From: Rand Sobriquet
Subject: Re: large scale pattern searching
Date: 
Message-ID: <1e249696.0212140225.598a6fad@posting.google.com>
> I'm trying to write a lisp library to store and manage rules and
> predicates on a large scale. Ideally the knowledge base would be
> able to handle millions of predicates and unify a pattern against
> them in a time largely proportional to the length and complexity
> of the pattern and the number of matches, rather than the total
> number of predicates in the knowledge base.
> 
> Before I go too much further with this, does anyone know of any
> other code which is available to do this? I've already looked at
> FramerD but it doesn't really suit my needs. Presumably Cyc has
> something like this under the hood, but the source code is not
> available for it (yet?).
> 
> Thanks in advance for any pointers.

Andrew,

sv0f has already pointed you to lisa, but I'm not sure if you're aware
of Xanalys's KnowledgeWorks:

http://www.lispworks.com/reference/lww42/KW-W/html/kwprolog-w-75.htm#pgfId-891609

This link points to KnowledgeWorks's Meta Rule Protocol which may
allow you to write a linear matching criteria (if I understand you
correctly).

I think it will be A LOT EASIER to use Knowledgeworks, which comes
with Xanalys Enterprise (and, I believe, can be layered on top of
Professional), than to write a companion lisp library.
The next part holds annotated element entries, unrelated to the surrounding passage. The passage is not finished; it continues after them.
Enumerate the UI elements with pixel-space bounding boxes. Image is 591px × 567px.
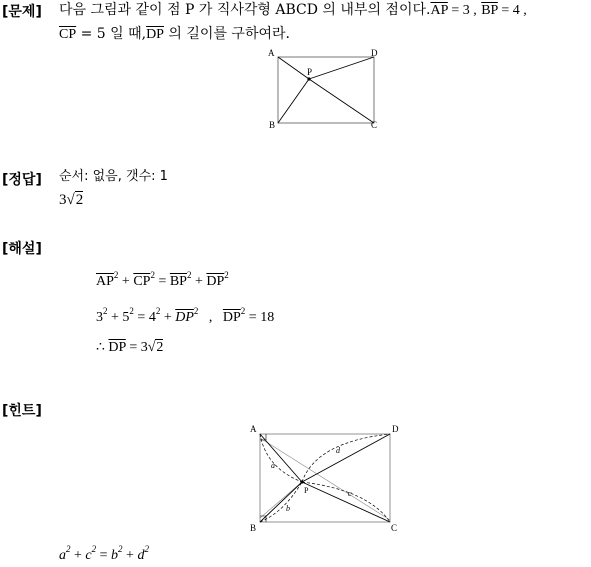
eq1-exp-2: 2 xyxy=(150,270,155,280)
eq2-four: 4 xyxy=(148,310,156,325)
hint-rectangle-abcd xyxy=(260,434,390,522)
hint-segment-ap xyxy=(260,434,302,482)
eq2-dp: $\overline{DP}$ xyxy=(222,310,241,325)
hint-side-d-label: d xyxy=(336,446,340,455)
hint-vertex-c-label: C xyxy=(391,523,398,533)
problem-question-text: 의 길이를 구하여라. xyxy=(163,26,290,42)
hint-vertex-b-label: B xyxy=(250,523,257,533)
segment-dp xyxy=(309,57,374,79)
hint-side-c-label: c xyxy=(348,489,352,498)
eq1-dp: $\overline{DP}$ xyxy=(206,274,225,289)
hint-d: d xyxy=(137,548,145,563)
eq2-exp-3: 2 xyxy=(155,306,161,316)
hint-point-p-label: P xyxy=(304,486,309,495)
eq2-separator: , xyxy=(208,310,213,325)
problem-tag: [문제] xyxy=(2,4,42,20)
vertex-d-label: D xyxy=(371,48,378,58)
answer-tag: [정답] xyxy=(2,172,42,188)
cp-segment: $\overline{CP}$ xyxy=(59,27,77,42)
bp-segment: $\overline{BP}$ xyxy=(481,3,498,18)
vertex-a-label: A xyxy=(268,48,275,58)
hint-exp-2: 2 xyxy=(91,544,97,554)
eq1-exp-1: 2 xyxy=(113,270,119,280)
answer-meta: 순서: 없음, 갯수: 1 xyxy=(59,169,168,184)
eq1-cp: $\overline{CP}$ xyxy=(133,274,151,289)
hint-b: b xyxy=(111,548,119,563)
vertex-b-label: B xyxy=(269,120,276,130)
eq2-three: 3 xyxy=(96,310,103,325)
hint-exp-3: 2 xyxy=(118,544,123,554)
cp-condition-text: = 5 일 때, xyxy=(76,26,147,42)
therefore-symbol: ∴ xyxy=(96,340,105,355)
eq2-five: 5 xyxy=(122,310,130,325)
problem-line-2 xyxy=(59,24,290,45)
segment-bp xyxy=(278,79,309,123)
vertex-c-label: C xyxy=(371,120,378,130)
explanation-tag: [해설] xyxy=(2,241,42,257)
ap-segment: $\overline{AP}$ xyxy=(430,3,448,18)
eq1-exp-3: 2 xyxy=(186,270,192,280)
eq2-dp-italic: $\overline{DP}$ xyxy=(175,310,194,325)
segment-cp xyxy=(309,79,374,123)
eq1-ap: $\overline{AP}$ xyxy=(96,274,114,289)
hint-vertex-d-label: D xyxy=(392,424,399,434)
hint-side-b-label: b xyxy=(286,504,290,513)
answer-radicand: 2 xyxy=(75,192,84,208)
eq3-radicand: 2 xyxy=(156,340,164,355)
hint-rectangle-figure xyxy=(244,420,406,538)
eq1-exp-4: 2 xyxy=(224,270,229,280)
bp-value: = 4 , xyxy=(497,3,527,18)
sqrt-symbol: √ xyxy=(66,192,75,208)
answer-value xyxy=(59,192,83,209)
eq2-exp-4: 2 xyxy=(193,306,199,316)
eq2-result: = 18 xyxy=(248,310,275,325)
equation-3 xyxy=(96,339,163,356)
hint-side-a-label: a xyxy=(271,461,275,470)
hint-tag: [힌트] xyxy=(2,403,42,419)
hint-segment-cp xyxy=(302,482,390,522)
eq2-exp-1: 2 xyxy=(103,306,108,316)
hint-formula: $a^2 + c^2 = b^2 + d^2$ xyxy=(59,544,149,563)
hint-helper-line-2 xyxy=(260,438,390,520)
hint-point-p xyxy=(300,480,303,483)
problem-rectangle-figure xyxy=(262,44,390,134)
eq2-exp-2: 2 xyxy=(129,306,134,316)
dp-segment: $\overline{DP}$ xyxy=(146,27,164,42)
hint-exp-1: 2 xyxy=(66,544,71,554)
equation-2: $3^2 + 5^2 = 4^2 + \overline{DP}^2$ , $\overline{DP}^2 = 18$ xyxy=(96,306,275,325)
point-p-label: P xyxy=(307,67,313,77)
equation-1: $\overline{AP}^2 + \overline{CP}^2 = \overline{BP}^2 + \overline{DP}^2$ xyxy=(96,270,229,289)
eq1-bp: $\overline{BP}$ xyxy=(169,274,187,289)
eq3-sqrt-symbol: √ xyxy=(147,340,156,355)
hint-a: a xyxy=(59,548,66,563)
problem-intro-text: 다음 그림과 같이 점 P 가 직사각형 ABCD 의 내부의 점이다. xyxy=(59,2,431,18)
hint-c: c xyxy=(85,548,92,563)
hint-exp-4: 2 xyxy=(144,544,149,554)
hint-vertex-a-label: A xyxy=(250,424,257,434)
eq3-dp: $\overline{DP}$ xyxy=(108,340,126,355)
ap-value: = 3 , xyxy=(447,3,477,18)
point-p xyxy=(307,77,310,80)
hint-segment-dp xyxy=(302,434,390,482)
answer-coefficient: 3 xyxy=(59,192,67,208)
eq3-value: = 3 xyxy=(129,340,148,355)
problem-line-1 xyxy=(59,0,527,21)
eq2-exp-5: 2 xyxy=(240,306,246,316)
segment-ap xyxy=(278,57,309,79)
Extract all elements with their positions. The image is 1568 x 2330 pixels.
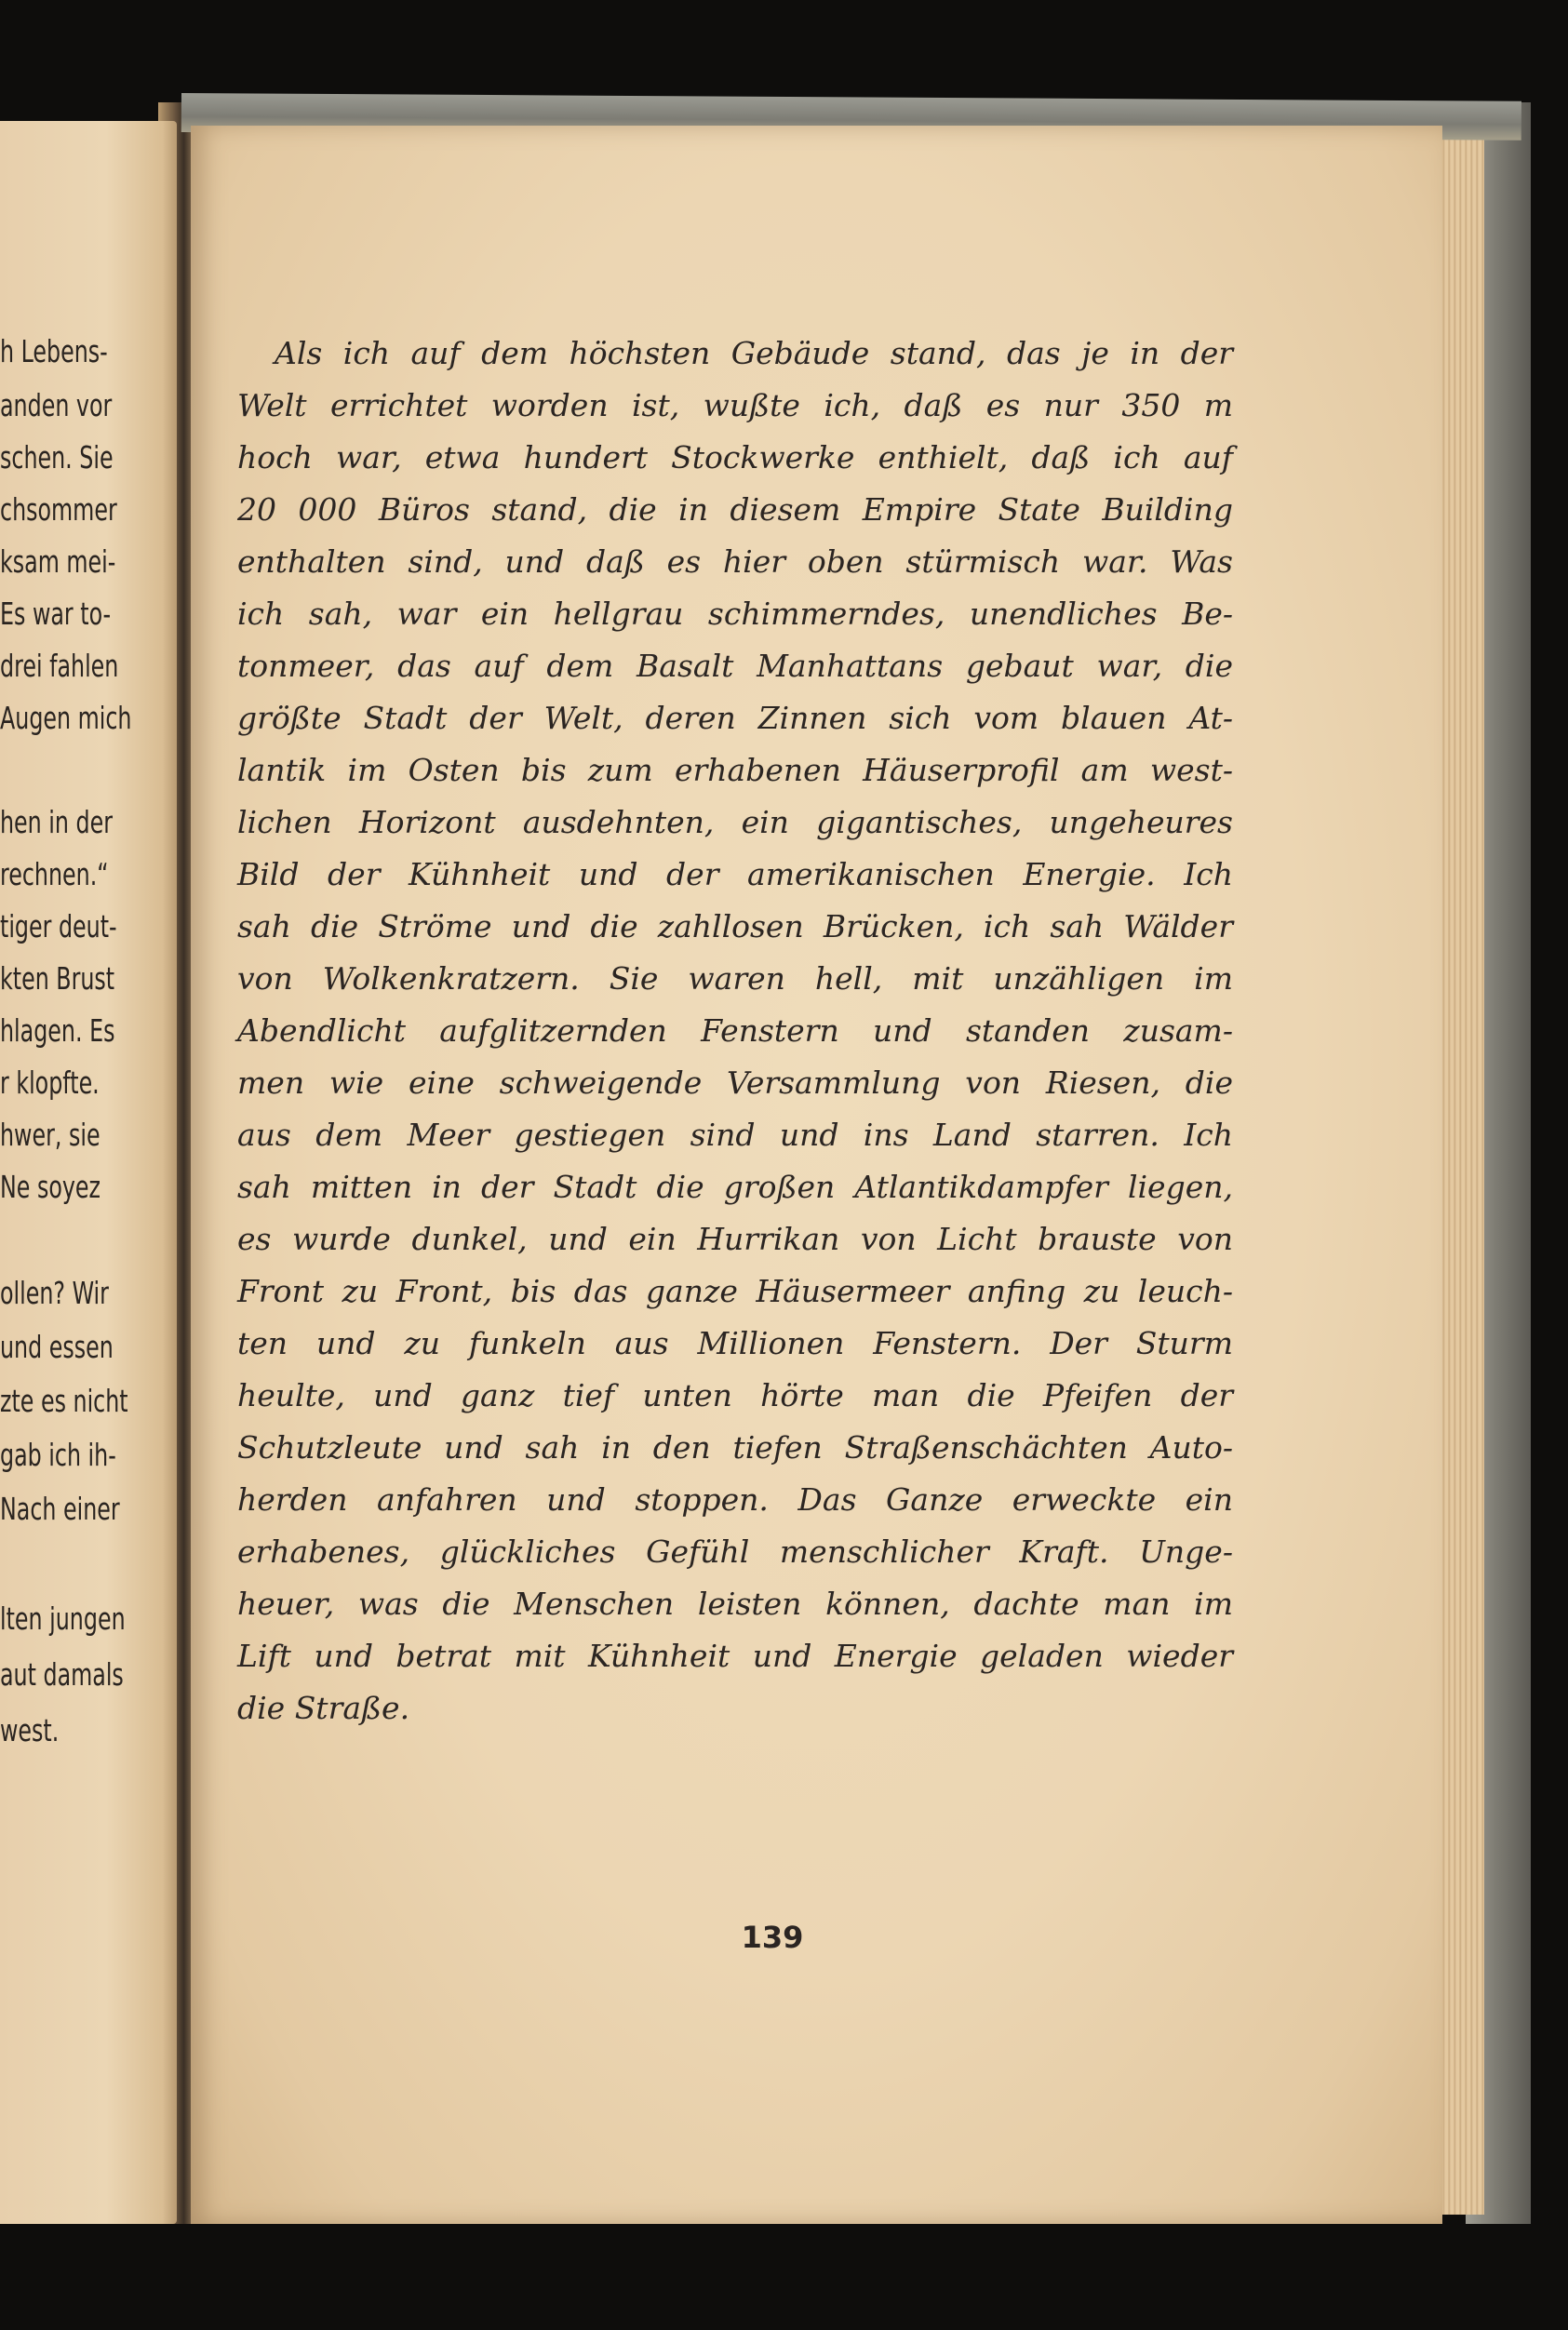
left-page-line: hwer, sie bbox=[0, 1117, 101, 1153]
left-page-line: west. bbox=[0, 1712, 60, 1748]
left-page-line: zte es nicht bbox=[0, 1383, 128, 1419]
left-page-line: tiger deut- bbox=[0, 908, 117, 944]
background-shadow bbox=[0, 2224, 1568, 2330]
text-line: Schutzleute und sah in den tiefen Straßenschächten Auto- bbox=[237, 1429, 1233, 1466]
left-page-line: Ne soyez bbox=[0, 1169, 101, 1205]
left-page-line: r klopfte. bbox=[0, 1065, 100, 1101]
right-page bbox=[191, 126, 1442, 2224]
left-page-line: ksam mei- bbox=[0, 543, 116, 580]
left-page-line: hen in der bbox=[0, 804, 113, 840]
text-line: tonmeer, das auf dem Basalt Manhattans gebaut war, die bbox=[237, 648, 1233, 684]
left-page-line: rechnen.“ bbox=[0, 856, 109, 892]
text-line: lantik im Osten bis zum erhabenen Häuserprofil am west- bbox=[237, 752, 1233, 788]
left-page-line: Es war to- bbox=[0, 596, 112, 632]
left-page-line: gab ich ih- bbox=[0, 1437, 116, 1473]
left-page-line: Nach einer bbox=[0, 1491, 120, 1527]
left-page-line: hlagen. Es bbox=[0, 1012, 115, 1049]
text-line: hoch war, etwa hundert Stockwerke enthielt, daß ich auf bbox=[237, 439, 1233, 475]
left-page-line: und essen bbox=[0, 1329, 114, 1365]
text-line: größte Stadt der Welt, deren Zinnen sich vom blauen At- bbox=[237, 700, 1233, 736]
text-line: Welt errichtet worden ist, wußte ich, daß es nur 350 m bbox=[237, 387, 1233, 423]
text-line: 20 000 Büros stand, die in diesem Empire State Building bbox=[237, 491, 1233, 528]
text-line: sah die Ströme und die zahllosen Brücken, ich sah Wälder bbox=[237, 908, 1233, 944]
text-line: heuer, was die Menschen leisten können, dachte man im bbox=[237, 1586, 1233, 1622]
text-line: die Straße. bbox=[237, 1690, 410, 1726]
text-line: ten und zu funkeln aus Millionen Fenstern. Der Sturm bbox=[237, 1325, 1233, 1361]
left-page-line: lten jungen bbox=[0, 1600, 126, 1637]
text-line: Bild der Kühnheit und der amerikanischen Energie. Ich bbox=[237, 856, 1233, 892]
text-line: Front zu Front, bis das ganze Häusermeer anfing zu leuch- bbox=[237, 1273, 1233, 1309]
text-line: erhabenes, glückliches Gefühl menschlicher Kraft. Unge- bbox=[237, 1533, 1233, 1570]
text-line: heulte, und ganz tief unten hörte man die Pfeifen der bbox=[237, 1377, 1233, 1413]
text-line: lichen Horizont ausdehnten, ein gigantisches, ungeheures bbox=[237, 804, 1233, 840]
text-line: Als ich auf dem höchsten Gebäude stand, das je in der bbox=[275, 335, 1233, 371]
body-text bbox=[237, 328, 1233, 1734]
text-line: enthalten sind, und daß es hier oben stürmisch war. Was bbox=[237, 543, 1233, 580]
left-page bbox=[0, 121, 177, 2224]
left-page-line: drei fahlen bbox=[0, 648, 119, 684]
text-line: men wie eine schweigende Versammlung von Riesen, die bbox=[237, 1065, 1233, 1101]
text-line: von Wolkenkratzern. Sie waren hell, mit unzähligen im bbox=[237, 960, 1233, 997]
left-page-line: kten Brust bbox=[0, 960, 115, 997]
page-number: 139 bbox=[741, 1920, 804, 1955]
left-page-line: anden vor bbox=[0, 387, 113, 423]
text-line: es wurde dunkel, und ein Hurrikan von Licht brauste von bbox=[237, 1221, 1233, 1257]
left-page-line: ollen? Wir bbox=[0, 1275, 109, 1311]
text-line: Abendlicht aufglitzernden Fenstern und standen zusam- bbox=[237, 1012, 1233, 1049]
left-page-line: Augen mich bbox=[0, 700, 132, 736]
text-line: herden anfahren und stoppen. Das Ganze erweckte ein bbox=[237, 1481, 1233, 1518]
text-line: sah mitten in der Stadt die großen Atlantikdampfer liegen, bbox=[237, 1169, 1233, 1205]
text-line: Lift und betrat mit Kühnheit und Energie geladen wieder bbox=[237, 1638, 1233, 1674]
left-page-line: aut damals bbox=[0, 1656, 124, 1693]
left-page-line: h Lebens- bbox=[0, 333, 108, 369]
left-page-line: schen. Sie bbox=[0, 439, 114, 475]
text-line: aus dem Meer gestiegen sind und ins Land starren. Ich bbox=[237, 1117, 1233, 1153]
text-line: ich sah, war ein hellgrau schimmerndes, unendliches Be- bbox=[237, 596, 1233, 632]
left-page-line: chsommer bbox=[0, 491, 117, 528]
Wow, millions of predicates. for real?,
Rand
From: Andrew Smith
Subject: Re: large scale pattern searching
Date: 
Message-ID: <u08fta.i6f.ln@192.168.1.111>
Rand Sobriquet wrote:
>>I'm trying to write a lisp library to store and manage rules and
>>predicates on a large scale. Ideally the knowledge base would be
>>able to handle millions of predicates and unify a pattern against
>>them in a time largely proportional to the length and complexity
>>of the pattern and the number of matches, rather than the total
>>number of predicates in the knowledge base.

... snip

> sv0f has already pointed you to lisa, but I'm not sure if you're aware
> of Xanalys's KnowledgeWorks:
> 
> http://www.lispworks.com/reference/lww42/KW-W/html/kwprolog-w-75.htm#pgfId-891609
> 
> This link points to KnowledgeWorks's Meta Rule Protocol which may
> allow you to write a linear matching criteria (if I understand you
> correctly).
> 
> I think it will be A LOT EASIER to use Knowledgeworks, which comes
> with Xanalys Enterprise (and, I believe, can be layered on top of
> Professional), than to write a companion lisp library.

Thanks for the info about Knowledgeworks, but I'm already done since my
original post. I've spent about a month of spare time on it (and loved
every minute of it ;-), but it all just fell in to place this week.

Also, I would really like to be able to release this as open source, so
it would be a bad idea to tie it to any proprietary solutions.

Re Lisa, I should have mentioned that I had a good look at that, and it
was curiosity about that kind of thing that prompted me to try to write
this. According to my albeit limited reading, the rete algorithm on
which Lisa is based doesn't scale well beyond a thousand rules or so,
and is very memory hungry. But I didn't actually try it to see, so
hopefully that's a misconception.

> Wow, millions of predicates. for real?

Yes, for real. At the moment I'm using a test knowledge base of 575,000
predicates derived from WordNet 1.7 and the following is the output of a
test run [clisp 2.30 on Debian Linux 3.0, Athlon 1.4GHz + 1GB DDR RAM]:

----------
(time (print-source (predicate::merge-source
                        (predicate-source *facts* '(?x ?y |cat|))
                        (predicate-source *facts* '(?x ?y (|cat| ?z))))))

(DERIVED-FROM-ADJECTIVE (|feline| 1) |cat|)
(IDEA-OF N1789046 |cat|)
(IDEA-OF N1794924 (|cat| 1))
(IDEA-OF N2597014 (|cat| 2))
(IDEA-OF N2598927 (|cat| 3))
(IDEA-OF N8130567 (|cat| 4))
(IDEA-OF N8330370 (|cat| 5))
(IDEA-OF V59854 (|cat| 6))
(IDEA-OF V1117567 (|cat| 7))

Real time: 0.002463 sec.
Run time: 0.01 sec.
Space: 18544 Bytes
----------

The uncompressed size of the clisp memory image is 53MB which compares
favourably to the size of the raw text data which is 17MB, so I think it
should scale ok. Don't ask me what the algorithm is, I just made it up
as I went along.

Currently working on an efficient way to import and export knowledge
bases so they don't have to reside entirely in RAM and can be mixed
together dynamically. This is intended eventually to help with natural
language processing but at this stage is mainly just a curiosity. Will
release the code as soon as I've finished futzing with it.